Do You Want Spiders? That’s how you get spiders.
The other big drawback is that spiders, insects, and rodents that might find your planting attractive. The natural element cascading up to your roof presents conducive conditions for animals to travel from the ground to cracks and nooks in your building. Homeowners imagine relaxing at a picnic table underneath a natural green canopy but underestimate just how much people fear a spider jumping down onto them.
Now spiders are useful at killing other insects and they are not known to just jump down out of trees but they can put a lot of fear into some people and quickly spoil a meal.

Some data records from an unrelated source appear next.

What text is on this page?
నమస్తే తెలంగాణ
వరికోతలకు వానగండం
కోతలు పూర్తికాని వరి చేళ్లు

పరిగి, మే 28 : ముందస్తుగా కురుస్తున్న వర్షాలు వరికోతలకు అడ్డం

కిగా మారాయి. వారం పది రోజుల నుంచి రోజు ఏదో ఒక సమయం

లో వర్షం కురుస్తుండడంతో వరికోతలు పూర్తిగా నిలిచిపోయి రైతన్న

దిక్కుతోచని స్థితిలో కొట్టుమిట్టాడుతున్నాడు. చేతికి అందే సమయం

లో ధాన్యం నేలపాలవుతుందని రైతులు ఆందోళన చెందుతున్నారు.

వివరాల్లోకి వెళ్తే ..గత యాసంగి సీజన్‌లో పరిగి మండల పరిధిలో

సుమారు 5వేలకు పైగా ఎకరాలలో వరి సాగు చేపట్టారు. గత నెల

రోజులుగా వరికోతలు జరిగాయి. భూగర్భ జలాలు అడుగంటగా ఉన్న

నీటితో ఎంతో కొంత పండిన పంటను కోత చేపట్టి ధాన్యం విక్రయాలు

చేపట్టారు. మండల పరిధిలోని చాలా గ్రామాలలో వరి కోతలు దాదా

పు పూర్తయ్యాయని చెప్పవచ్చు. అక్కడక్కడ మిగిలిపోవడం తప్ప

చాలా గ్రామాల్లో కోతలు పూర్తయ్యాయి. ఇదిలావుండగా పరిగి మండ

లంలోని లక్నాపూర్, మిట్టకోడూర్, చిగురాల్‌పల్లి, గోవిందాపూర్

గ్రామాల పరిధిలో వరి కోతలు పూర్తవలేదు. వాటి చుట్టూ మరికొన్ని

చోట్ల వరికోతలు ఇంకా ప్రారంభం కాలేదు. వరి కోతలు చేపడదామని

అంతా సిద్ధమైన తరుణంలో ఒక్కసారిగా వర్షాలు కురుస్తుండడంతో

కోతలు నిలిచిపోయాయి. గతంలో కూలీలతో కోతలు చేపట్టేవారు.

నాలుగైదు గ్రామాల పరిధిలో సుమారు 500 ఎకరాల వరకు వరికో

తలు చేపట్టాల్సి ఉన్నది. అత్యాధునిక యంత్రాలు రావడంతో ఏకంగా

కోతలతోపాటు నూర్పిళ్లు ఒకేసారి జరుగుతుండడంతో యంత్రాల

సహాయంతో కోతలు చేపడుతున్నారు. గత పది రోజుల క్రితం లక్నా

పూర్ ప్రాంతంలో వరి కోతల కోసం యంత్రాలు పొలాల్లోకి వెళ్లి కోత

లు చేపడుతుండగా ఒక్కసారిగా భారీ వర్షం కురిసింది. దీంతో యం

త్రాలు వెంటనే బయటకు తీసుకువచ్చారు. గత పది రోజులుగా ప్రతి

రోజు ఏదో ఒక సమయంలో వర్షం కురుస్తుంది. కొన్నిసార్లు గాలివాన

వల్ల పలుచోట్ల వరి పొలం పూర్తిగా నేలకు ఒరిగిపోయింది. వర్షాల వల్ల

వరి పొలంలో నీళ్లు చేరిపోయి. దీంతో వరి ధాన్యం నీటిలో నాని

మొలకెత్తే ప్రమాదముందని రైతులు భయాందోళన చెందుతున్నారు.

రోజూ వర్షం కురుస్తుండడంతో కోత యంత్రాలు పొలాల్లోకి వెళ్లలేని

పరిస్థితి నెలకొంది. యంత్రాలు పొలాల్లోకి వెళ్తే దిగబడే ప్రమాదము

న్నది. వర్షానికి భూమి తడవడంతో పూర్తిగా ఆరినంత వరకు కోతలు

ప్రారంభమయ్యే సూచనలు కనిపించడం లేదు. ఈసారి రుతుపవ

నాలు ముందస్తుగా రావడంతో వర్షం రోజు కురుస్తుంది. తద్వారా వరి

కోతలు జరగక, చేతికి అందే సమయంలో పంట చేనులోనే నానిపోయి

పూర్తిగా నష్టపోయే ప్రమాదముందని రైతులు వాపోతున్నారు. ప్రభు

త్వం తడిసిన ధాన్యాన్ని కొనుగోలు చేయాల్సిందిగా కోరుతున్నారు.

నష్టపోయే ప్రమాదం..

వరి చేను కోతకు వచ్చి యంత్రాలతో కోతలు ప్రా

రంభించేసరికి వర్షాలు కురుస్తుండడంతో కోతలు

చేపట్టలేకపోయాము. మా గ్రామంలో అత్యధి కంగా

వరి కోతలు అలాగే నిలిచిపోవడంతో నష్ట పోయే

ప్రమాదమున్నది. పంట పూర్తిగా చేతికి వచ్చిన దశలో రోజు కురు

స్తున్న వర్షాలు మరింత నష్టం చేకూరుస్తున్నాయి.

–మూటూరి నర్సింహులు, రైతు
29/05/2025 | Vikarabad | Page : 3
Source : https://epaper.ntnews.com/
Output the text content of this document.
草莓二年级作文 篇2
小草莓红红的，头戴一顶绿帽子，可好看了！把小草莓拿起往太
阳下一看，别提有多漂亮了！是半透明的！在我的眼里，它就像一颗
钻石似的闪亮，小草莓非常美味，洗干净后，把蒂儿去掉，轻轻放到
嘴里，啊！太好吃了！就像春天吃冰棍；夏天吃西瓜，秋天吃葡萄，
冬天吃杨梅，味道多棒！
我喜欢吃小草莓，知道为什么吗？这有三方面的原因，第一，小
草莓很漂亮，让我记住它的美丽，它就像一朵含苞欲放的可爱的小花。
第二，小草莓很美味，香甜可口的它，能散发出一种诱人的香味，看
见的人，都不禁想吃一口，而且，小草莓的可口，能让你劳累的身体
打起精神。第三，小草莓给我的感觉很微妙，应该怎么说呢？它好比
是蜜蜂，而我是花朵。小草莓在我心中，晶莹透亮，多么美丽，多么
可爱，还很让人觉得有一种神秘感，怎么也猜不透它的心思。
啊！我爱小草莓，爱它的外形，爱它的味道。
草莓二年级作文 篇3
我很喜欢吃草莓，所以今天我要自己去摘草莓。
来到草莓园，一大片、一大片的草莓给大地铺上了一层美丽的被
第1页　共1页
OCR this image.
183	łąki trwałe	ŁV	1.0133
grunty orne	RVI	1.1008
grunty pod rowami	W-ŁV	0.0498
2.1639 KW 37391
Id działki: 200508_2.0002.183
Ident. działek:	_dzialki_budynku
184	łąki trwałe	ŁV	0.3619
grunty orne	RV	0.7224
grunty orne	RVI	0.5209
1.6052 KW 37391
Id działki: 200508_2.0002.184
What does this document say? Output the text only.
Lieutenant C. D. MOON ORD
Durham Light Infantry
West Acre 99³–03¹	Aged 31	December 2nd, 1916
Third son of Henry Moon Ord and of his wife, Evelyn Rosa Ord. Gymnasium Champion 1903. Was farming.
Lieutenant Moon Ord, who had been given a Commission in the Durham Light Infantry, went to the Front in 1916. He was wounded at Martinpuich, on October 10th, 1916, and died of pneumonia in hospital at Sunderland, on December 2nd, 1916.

Of course, many people think it is great to have spiders, birds and lizards living in a plant nearby because it keeps the bugs down. Also, the fragrance from a planting often smells good and the bird singing can be great.
Growing your own natural shade using ivy or the like can be an exciting experience. The plants can take root fast and quickly move up the vine to provide you with great shade by the mid summer. Lots of different plants can be used successfully and will provide a positive experience.
However, some homeowners underestimate the work involved in trimming the plants to keep them looking good. Ivy or other shade plants can quickly overgrow your space and end up on the roof and under the shingles where they can make access easy for rodents and bugs. If you are going to stay on top of the maintenance it can be a very rewarding experience, but if not remember that umbrellas and sun shades are so popular because they look nice, install easy, don’t harbor any insects, and are virtually maintenance free.